Les artistes ont tous leur part d'ombre. du fond de laquelle
ils vont puiser cette limpidité que fait jaillir leur inspiration. le talent
consistant à abreuver les autres à cette source confidentielle. Berthe Morisot,
artiste secrète s'il en est, n'exprimait jamais mieux ses intentions que dans
sa peinture. Surement pas dans le bavardage, défaut bien féminin dont elle a
été préservée selon Dominique Bona. Son art dévoilait à son entourage ce qu'en
femme introvertie son cœur n'exprimait qu'avec circonspection.
Elle avait en son temps le double handicap d'être une
artiste avant-gardiste dans un courant pictural, l'impressionnisme, qu'il était
tout autant, et d'être une femme. Au XIXème siècle la femme était vouée à la
frivolité et n'existait que lorsqu'elles devenaient mère de ses enfants. Berthe
Morisot n'a pas dévié du chemin qu'elle s'était tracé. Elle a voulu être femme
pour elle-même, et ne séduire que par son art. Exprimer ainsi ce que sa nature
profonde ne savait dire qu'au bout de ses pinceaux. Femme et artiste au XIXème
siècle, deux raisons de disparaître qui lui ont donné deux raisons d'exister.

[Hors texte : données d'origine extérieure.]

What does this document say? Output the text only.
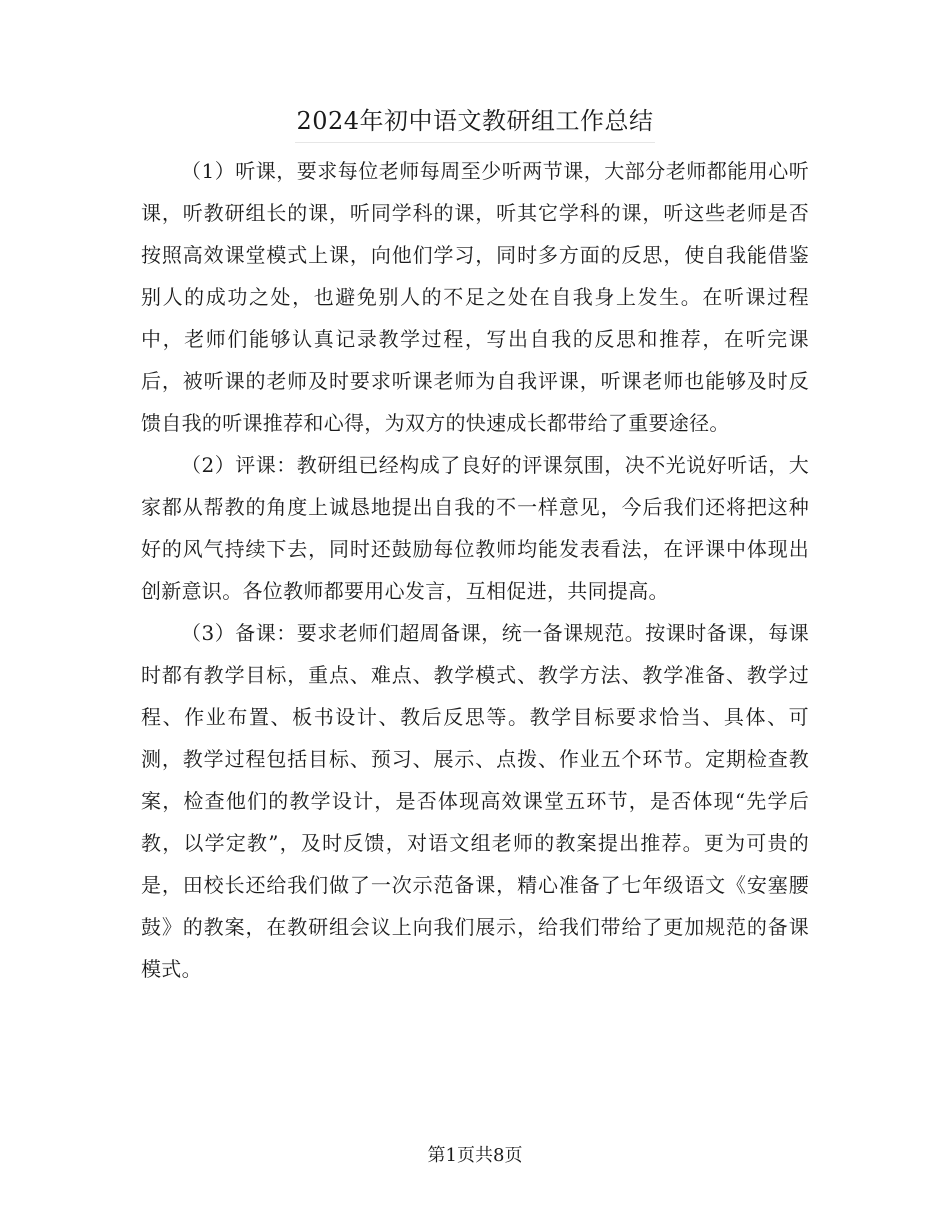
2024年初中语文教研组工作总结

（1）听课，要求每位老师每周至少听两节课，大部分老师都能用心听课，听教研组长的课，听同学科的课，听其它学科的课，听这些老师是否按照高效课堂模式上课，向他们学习，同时多方面的反思，使自我能借鉴别人的成功之处，也避免别人的不足之处在自我身上发生。在听课过程中，老师们能够认真记录教学过程，写出自我的反思和推荐，在听完课后，被听课的老师及时要求听课老师为自我评课，听课老师也能够及时反馈自我的听课推荐和心得，为双方的快速成长都带给了重要途径。

（2）评课：教研组已经构成了良好的评课氛围，决不光说好听话，大家都从帮教的角度上诚恳地提出自我的不一样意见，今后我们还将把这种好的风气持续下去，同时还鼓励每位教师均能发表看法，在评课中体现出创新意识。各位教师都要用心发言，互相促进，共同提高。

（3）备课：要求老师们超周备课，统一备课规范。按课时备课，每课时都有教学目标，重点、难点、教学模式、教学方法、教学准备、教学过程、作业布置、板书设计、教后反思等。教学目标要求恰当、具体、可测，教学过程包括目标、预习、展示、点拨、作业五个环节。定期检查教案，检查他们的教学设计，是否体现高效课堂五环节，是否体现“先学后教，以学定教”，及时反馈，对语文组老师的教案提出推荐。更为可贵的是，田校长还给我们做了一次示范备课，精心准备了七年级语文《安塞腰鼓》的教案，在教研组会议上向我们展示，给我们带给了更加规范的备课模式。

第1页共8页
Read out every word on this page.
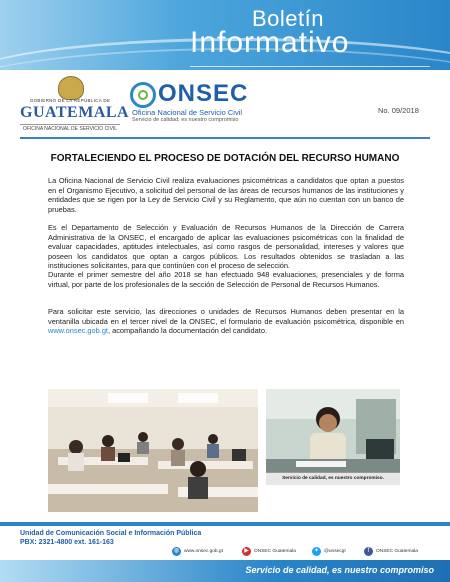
Boletín
Informativo
GOBIERNO DE LA REPÚBLICA DE
GUATEMALA
OFICINA NACIONAL DE SERVICIO CIVIL
ONSEC
Oficina Nacional de Servicio Civil
Servicio de calidad, es nuestro compromiso
No. 09/2018
FORTALECIENDO EL PROCESO DE DOTACIÓN DEL RECURSO HUMANO
La Oficina Nacional de Servicio Civil realiza evaluaciones psicométricas a candidatos que optan a puestos en el Organismo Ejecutivo, a solicitud del personal de las áreas de recursos humanos de las instituciones y entidades que se rigen por la Ley de Servicio Civil y su Reglamento, que aún no cuentan con un banco de pruebas.
Es el Departamento de Selección y Evaluación de Recursos Humanos de la Dirección de Carrera Administrativa de la ONSEC, el encargado de aplicar las evaluaciones psicométricas con la finalidad de evaluar capacidades, aptitudes intelectuales, así como rasgos de personalidad, intereses y valores que poseen los candidatos que optan a cargos públicos. Los resultados obtenidos se trasladan a las instituciones solicitantes, para que continúen con el proceso de selección.
Durante el primer semestre del año 2018 se han efectuado 948 evaluaciones, presenciales y de forma virtual, por parte de los profesionales de la sección de Selección de Personal de Recursos Humanos.
Para solicitar este servicio, las direcciones o unidades de Recursos Humanos deben presentar en la ventanilla ubicada en el tercer nivel de la ONSEC, el formulario de evaluación psicométrica, disponible en www.onsec.gob.gt, acompañando la documentación del candidato.
Servicio de calidad, es nuestro compromiso.
Unidad de Comunicación Social e Información Pública
PBX: 2321-4800 ext. 161-163
◍	www.onsec.gob.gt	▶	ONSEC Guatemala	✦	@onsecgt	f	ONSEC Guatemala
Servicio de calidad, es nuestro compromiso
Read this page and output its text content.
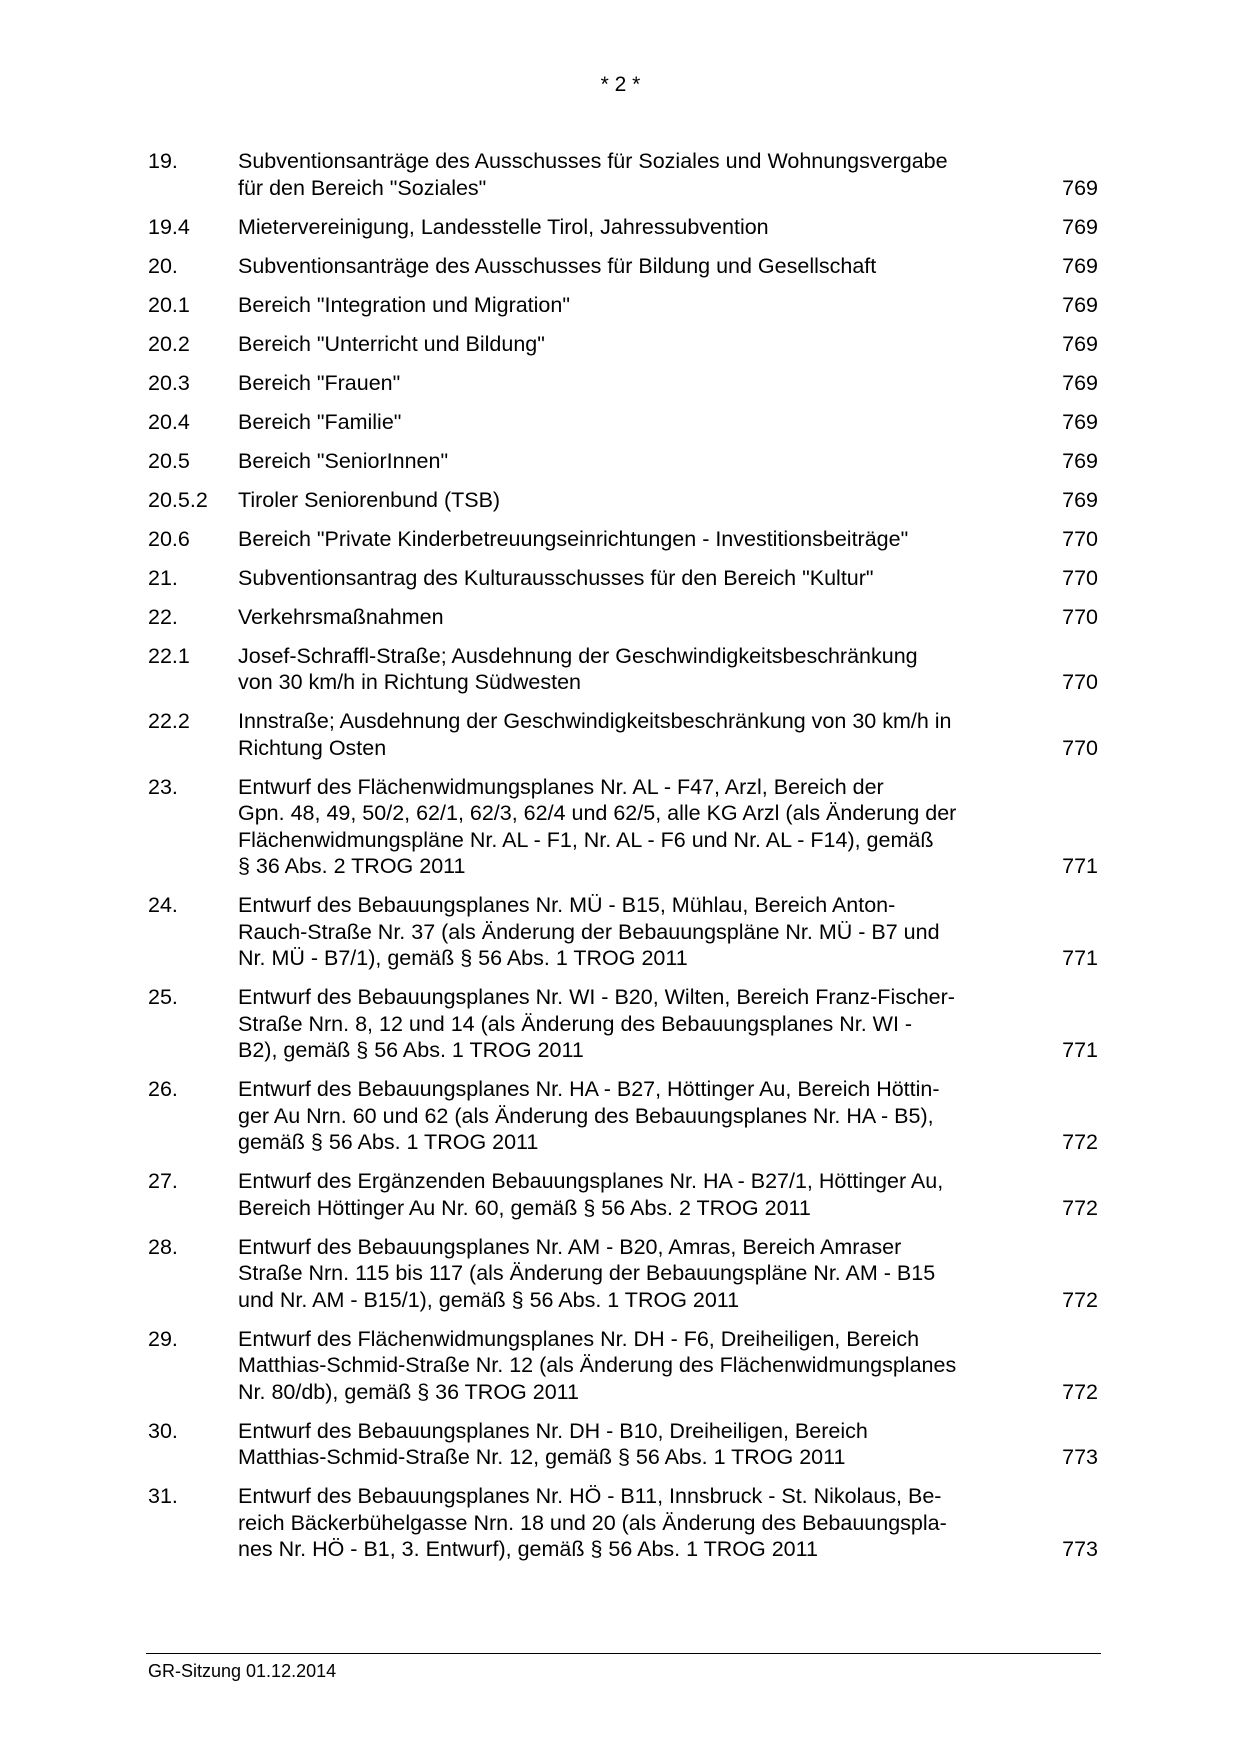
* 2 *
19.	Subventionsanträge des Ausschusses für Soziales und Wohnungsvergabe
für den Bereich "Soziales"	769
19.4	Mietervereinigung, Landesstelle Tirol, Jahressubvention	769
20.	Subventionsanträge des Ausschusses für Bildung und Gesellschaft	769
20.1	Bereich "Integration und Migration"	769
20.2	Bereich "Unterricht und Bildung"	769
20.3	Bereich "Frauen"	769
20.4	Bereich "Familie"	769
20.5	Bereich "SeniorInnen"	769
20.5.2	Tiroler Seniorenbund (TSB)	769
20.6	Bereich "Private Kinderbetreuungseinrichtungen - Investitionsbeiträge"	770
21.	Subventionsantrag des Kulturausschusses für den Bereich "Kultur"	770
22.	Verkehrsmaßnahmen	770
22.1	Josef-Schraffl-Straße; Ausdehnung der Geschwindigkeitsbeschränkung
von 30 km/h in Richtung Südwesten	770
22.2	Innstraße; Ausdehnung der Geschwindigkeitsbeschränkung von 30 km/h in
Richtung Osten	770
23.	Entwurf des Flächenwidmungsplanes Nr. AL - F47, Arzl, Bereich der
Gpn. 48, 49, 50/2, 62/1, 62/3, 62/4 und 62/5, alle KG Arzl (als Änderung der
Flächenwidmungspläne Nr. AL - F1, Nr. AL - F6 und Nr. AL - F14), gemäß
§ 36 Abs. 2 TROG 2011	771
24.	Entwurf des Bebauungsplanes Nr. MÜ - B15, Mühlau, Bereich Anton-
Rauch-Straße Nr. 37 (als Änderung der Bebauungspläne Nr. MÜ - B7 und
Nr. MÜ - B7/1), gemäß § 56 Abs. 1 TROG 2011	771
25.	Entwurf des Bebauungsplanes Nr. WI - B20, Wilten, Bereich Franz-Fischer-
Straße Nrn. 8, 12 und 14 (als Änderung des Bebauungsplanes Nr. WI -
B2), gemäß § 56 Abs. 1 TROG 2011	771
26.	Entwurf des Bebauungsplanes Nr. HA - B27, Höttinger Au, Bereich Höttin-
ger Au Nrn. 60 und 62 (als Änderung des Bebauungsplanes Nr. HA - B5),
gemäß § 56 Abs. 1 TROG 2011	772
27.	Entwurf des Ergänzenden Bebauungsplanes Nr. HA - B27/1, Höttinger Au,
Bereich Höttinger Au Nr. 60, gemäß § 56 Abs. 2 TROG 2011	772
28.	Entwurf des Bebauungsplanes Nr. AM - B20, Amras, Bereich Amraser
Straße Nrn. 115 bis 117 (als Änderung der Bebauungspläne Nr. AM - B15
und Nr. AM - B15/1), gemäß § 56 Abs. 1 TROG 2011	772
29.	Entwurf des Flächenwidmungsplanes Nr. DH - F6, Dreiheiligen, Bereich
Matthias-Schmid-Straße Nr. 12 (als Änderung des Flächenwidmungsplanes
Nr. 80/db), gemäß § 36 TROG 2011	772
30.	Entwurf des Bebauungsplanes Nr. DH - B10, Dreiheiligen, Bereich
Matthias-Schmid-Straße Nr. 12, gemäß § 56 Abs. 1 TROG 2011	773
31.	Entwurf des Bebauungsplanes Nr. HÖ - B11, Innsbruck - St. Nikolaus, Be-
reich Bäckerbühelgasse Nrn. 18 und 20 (als Änderung des Bebauungspla-
nes Nr. HÖ - B1, 3. Entwurf), gemäß § 56 Abs. 1 TROG 2011	773
GR-Sitzung 01.12.2014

Le mot mystérieux est celui qui revient le plus souvent dans
les pages de Dominique Bona à l'écriture très agréable. Berthe Morisot
augmentait le mystère du féminin d'un autre, celui de l'observatrice taciturne
du monde qui l'avait vu naître et avec lequel elle ne communiquait bien qu'avec
son art. Les confidents en paroles et en écrits étaient rares à cette femme
dont le détachement aux choses du monde pouvait paraître froideur : sa sœur Edma,
le poète Mallarmé, sa fille Julie. La femme inspirée par une muse qu'elle
partageait sans doute avec celui qui l'a le mieux figée sur la toile, Edouard
Manet, n'aura de cesse de vouloir s'en démarquer, se singulariser, mettant en
œuvre une « peinture tantôt aérienne, tantôt aquatique, qui ne tient à la
terre que par un fil. » le réalisme a vécu, Berthe Morisot veut peindre le
mouvement, donne du flou au trait et ouvre la porte à l'abstrait.
C'est avec une grande acuité et une forme de communion que
Dominique Bona scrute ce regard et tente de découvrir qui était la femme
dissimulée derrière l'artiste ô combien prolifique. Elle avait fait métier de
sa passion. Dans la chaleur énigmatique de ce regard merveilleusement restituée
par Edouard Manet, elle cherche les reflets dorés qui dévoileront le secret de
la femme en noir, sous-titre de son ouvrage, au regard tout aussi noir tourné
vers son intérieur, dans une pudeur ténébreuse et fière. Superbe biographie
d'une artiste dont Manet vantera la « beauté du diable », énigmatique sans
doute parce que de sa personne émanait tous les antagonismes, chaleur du
regard-froideur au contact, incommodant à qui aurait voulu lire à livre ouvert
dans un visage fermé à la lecture des émotions.
Cette biographie de Dominique Bona n'en est pas une de plus.
Elle en est une autre. Une approche différente d'un personnage par sa
sensibilité et non pas par la chronologie des événements de sa vie. Une femme
cherche à en comprendre une autre dans son époque, son environnement affectif,
son obsession de peindre. Un travail de documentation fouillé autant que le
regard est sondé pour décoder un personnage plus cérébral que sensuel. Beau
document qui établit un rapport entre femmes, une autrice et son sujet, artiste
à qui sans doute le bonheur a toujours échappé dans le douloureux
accomplissement de la femme-artiste.